I've uncommented "#ignore_outgoing: true" line in packetbeat.yml and restarted packetbeat, but I can still see new transactions created by the server where packetbeat installed.
Here are some fields of a transaction:
mydomain.com and 192.168.2.33 are the same machine, where packetbeat installed.
where is the client installed? The option ignore_outgoing is supposed to be used with the application server. That is the server its name (event field 'server') and the publisher name (field 'beat.name') are compared.
the 'server' filelds were all empty.
The above event was a request from '192.168.2.33' to '192.168.2.44', which should have been ignored, since packetbeat was installed on '192.168.2.33' and 'ignore_outgoing' is 'true'.

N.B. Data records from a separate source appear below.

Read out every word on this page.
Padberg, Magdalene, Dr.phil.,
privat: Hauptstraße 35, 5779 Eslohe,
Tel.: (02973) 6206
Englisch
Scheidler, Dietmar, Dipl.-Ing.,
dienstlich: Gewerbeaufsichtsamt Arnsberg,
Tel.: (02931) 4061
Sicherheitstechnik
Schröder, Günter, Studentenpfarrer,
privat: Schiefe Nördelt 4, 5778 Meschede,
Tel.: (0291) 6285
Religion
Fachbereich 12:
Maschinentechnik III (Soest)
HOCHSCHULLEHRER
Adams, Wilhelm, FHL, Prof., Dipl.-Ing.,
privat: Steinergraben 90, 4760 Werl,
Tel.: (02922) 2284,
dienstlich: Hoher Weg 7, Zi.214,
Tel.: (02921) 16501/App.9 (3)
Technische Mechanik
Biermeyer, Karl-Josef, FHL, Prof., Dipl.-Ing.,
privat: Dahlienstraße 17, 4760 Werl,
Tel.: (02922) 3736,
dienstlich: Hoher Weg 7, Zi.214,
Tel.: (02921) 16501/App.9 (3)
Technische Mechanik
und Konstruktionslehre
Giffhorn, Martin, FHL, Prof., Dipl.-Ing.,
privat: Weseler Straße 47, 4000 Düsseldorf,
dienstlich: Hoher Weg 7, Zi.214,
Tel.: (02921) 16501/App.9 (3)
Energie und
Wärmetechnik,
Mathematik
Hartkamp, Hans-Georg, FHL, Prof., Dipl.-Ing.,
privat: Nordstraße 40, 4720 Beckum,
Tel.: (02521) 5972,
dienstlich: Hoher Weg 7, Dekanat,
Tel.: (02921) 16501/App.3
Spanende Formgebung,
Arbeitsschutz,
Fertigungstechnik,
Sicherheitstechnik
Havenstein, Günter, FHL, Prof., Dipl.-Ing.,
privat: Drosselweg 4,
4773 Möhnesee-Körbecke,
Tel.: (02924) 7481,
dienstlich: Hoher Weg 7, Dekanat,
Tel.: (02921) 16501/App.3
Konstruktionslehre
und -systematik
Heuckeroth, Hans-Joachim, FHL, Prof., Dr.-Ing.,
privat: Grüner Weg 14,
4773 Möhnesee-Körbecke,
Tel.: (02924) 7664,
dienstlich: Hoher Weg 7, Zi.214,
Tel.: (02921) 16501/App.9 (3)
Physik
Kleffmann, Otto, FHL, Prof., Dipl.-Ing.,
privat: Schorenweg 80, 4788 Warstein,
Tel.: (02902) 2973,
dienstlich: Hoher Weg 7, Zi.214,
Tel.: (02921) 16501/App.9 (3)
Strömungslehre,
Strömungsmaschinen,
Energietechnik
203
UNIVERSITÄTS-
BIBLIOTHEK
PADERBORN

All events' 'direction' fields should be 'out', since I set 'ignore_outgoing:true' for all packetbeat instances, am I right?
Now I have to figure out why 'server' is empty, any suggestions?
We are building a network topology map with all the Packetbeat instances. This information is stored in Elasticsearch and maps the IP and port of each Packetbeat instance to the name defined under
For each transaction, Packetbeat queries Elasticsearch to see if the network topology map includes the IP and port of the source and destination servers. If this information is available, the
client_server field in the output is set to the name of the Packetbeat running on the source server, and the
server field is set to the name of the Packetbeat running on the destination server.
By default topology map feature is disabled, so the
server fields are empty.
server is empty, then
ignore_outgoing doesn't work as it compares the name of the
server field with the local Packetbeat name.
Thank you for noticing it. I will fix it right away.